Why the trouble? LLVM has an easier time optimizing code without the wrapper. Using SIMDPirates.jl:

julia> @code_native SIMDPirates.vmuladd(v1, v2, v3)
; Function vmuladd {
; Location: floating_point_arithmetic.jl:48
; Function llvmwrap; {
; Location: llvmwrap.jl:148
; Function llvmwrap; {
; Location: llvmwrap.jl:148
; Function macro expansion; {
; Location: floating_point_arithmetic.jl:48
	vfmadd213pd	%zmm2, %zmm1, %zmm0
	nopw	(%rax,%rax)

while SIMD.jl results in plenty of unnecessary mov instructions:

julia> @code_native muladd(v1, v2, v3)
; Function muladd {
; Location: SIMD.jl:1007
; Function llvmwrap; {
; Location: SIMD.jl:663
; Function llvmwrap; {
; Location: SIMD.jl:663
; Function macro expansion; {
; Location: SIMD.jl:1007
	vmovupd	(%rsi), %zmm0
	vmovupd	(%rdx), %zmm1
	vfmadd213pd	(%rcx), %zmm0, %zmm1
	vmovapd	%zmm1, (%rdi)
	movq	%rdi, %rax

Compared to SIMDPirates.jl, SIMD.jl resulted in lots of unnecessary instructions; in particular: two vmovupd, one vmovapd, and one movq. The compiler can often eliminate many of these instructions, but rarely all $-$ as seen here.

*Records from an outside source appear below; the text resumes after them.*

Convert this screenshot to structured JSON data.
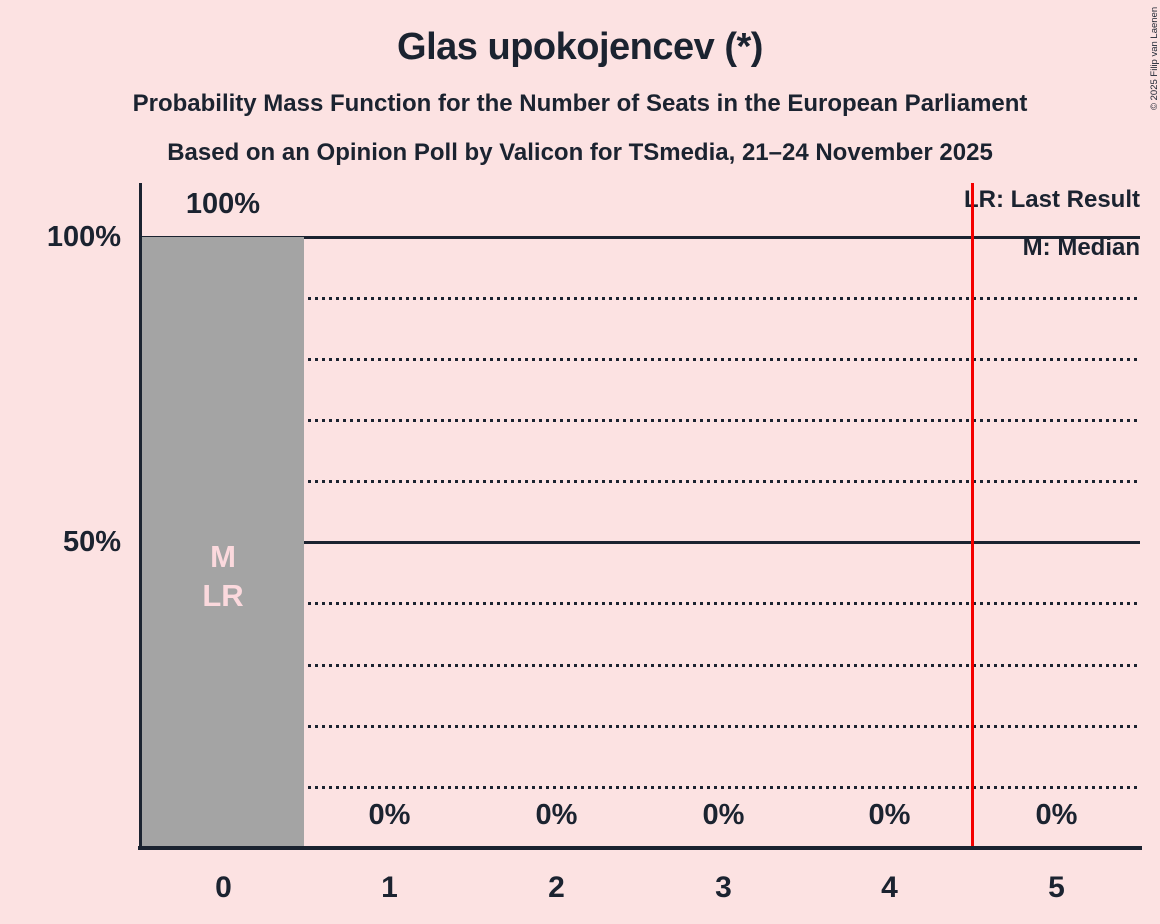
{
  "header": {
    "title": "Glas upokojencev (*)",
    "subtitle": "Probability Mass Function for the Number of Seats in the European Parliament",
    "poll_line": "Based on an Opinion Poll by Valicon for TSmedia, 21–24 November 2025"
  },
  "copyright": "© 2025 Filip van Laenen",
  "legend": {
    "last_result": "LR: Last Result",
    "median": "M: Median"
  },
  "y_axis": {
    "labels": [
      "100%",
      "50%"
    ]
  },
  "annotations": {
    "median": "M",
    "last_result": "LR"
  },
  "colors": {
    "background": "#fce2e2",
    "ink": "#1b2330",
    "bar": "#a4a4a4",
    "bar_inner_label": "#fbd9dd",
    "last_result_line": "#f40000"
  },
  "chart_data": {
    "type": "bar",
    "title": "Glas upokojencev (*)",
    "subtitle": "Probability Mass Function for the Number of Seats in the European Parliament",
    "source_line": "Based on an Opinion Poll by Valicon for TSmedia, 21–24 November 2025",
    "categories": [
      "0",
      "1",
      "2",
      "3",
      "4",
      "5"
    ],
    "values": [
      100,
      0,
      0,
      0,
      0,
      0
    ],
    "bar_value_labels": [
      "100%",
      "0%",
      "0%",
      "0%",
      "0%",
      "0%"
    ],
    "ylim": [
      0,
      100
    ],
    "y_tick_labels": [
      "100%",
      "50%"
    ],
    "y_gridlines_percent": [
      100,
      90,
      80,
      70,
      60,
      50,
      40,
      30,
      20,
      10
    ],
    "solid_gridlines_percent": [
      100,
      50
    ],
    "median_seats": 0,
    "last_result_seats": 0,
    "last_result_line_x": 4.5,
    "legend_position": "top-right",
    "legend_entries": [
      "LR: Last Result",
      "M: Median"
    ],
    "grid": "horizontal dotted"
  }
}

Additionally, SIMDPirates.jl works better with SLEEFwrap.jl for high performance vectorized elementary functions. SIMD.jl results in several extra move instructions per call, and in the case of avx-512, has been highly unstable with frequent segmentation faults (although SLEEFwrap.sincos still segfaults in benchmarks).